The White House on Friday released a legislative wishlist urging Congress to preempt state AI laws and create a single federal framework — it leans “light‑touch,” shifts child‑safety responsibility toward parents, and contrasts with the EU's stricter approach. Senate Republicans, led by Sen. Marsha Blackburn, have circulated a draft bill that closely mirrors the administration’s push and would block states from enacting their own AI rules. (politico.com)(techcrunch.com)(rollcall.com)(theverge.com)

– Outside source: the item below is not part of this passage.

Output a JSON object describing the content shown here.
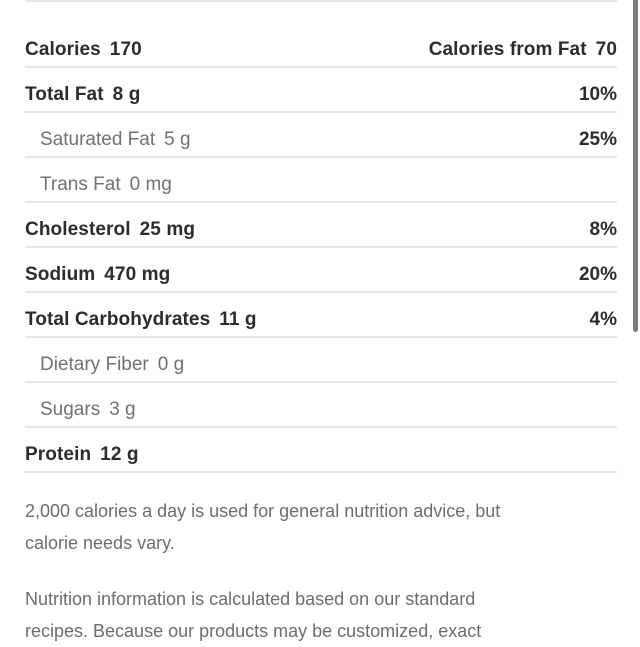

The White House published its “National AI Legislative Framework” on March 20, 2026 on the official White House website. (whitehouse.gov) Major outlets report the administration presented the document internally and to the Hill as a set of six guiding principles. (politico.com) Some agency and policy summaries circulated alongside the rollout characterize the package as seven specific policy recommendations for Congress, a difference that could shape how lawmakers parse the proposal. (nextgov.com) The framework explicitly asks Congress to streamline federal permitting so large AI data centers can build or generate power on site, language that ties to the administration’s March Ratepayer Protection Pledge. (whitehouse.gov) Seven major tech firms — Google, Microsoft, Meta, Amazon, OpenAI, Oracle and xAI — signed the White House Ratepayer Protection Pledge committing to build, buy or bring the generation and infrastructure needed for new data centers. (datacenterdynamics.com) An executive order from Dec. 11, 2025 directed the Attorney General to establish an AI Litigation Task Force specifically charged with identifying and litigating against state AI laws the federal government deems inconsistent with national policy. (federalregister.gov) Sen. Marsha Blackburn circulated a discussion draft on March 18, 2026 that her office says would codify the administration’s executive order and stitch together earlier bills on children’s protections, copyrights and other national standards. (blackburn.senate.gov) Industry filings and legal briefs submitted earlier this year show major technology groups have been lobbying for a unified federal regime, but analysts and some lawmakers say turning the White House wishlist into law will be difficult even with Republican control of Congress. (fisherphillips.com)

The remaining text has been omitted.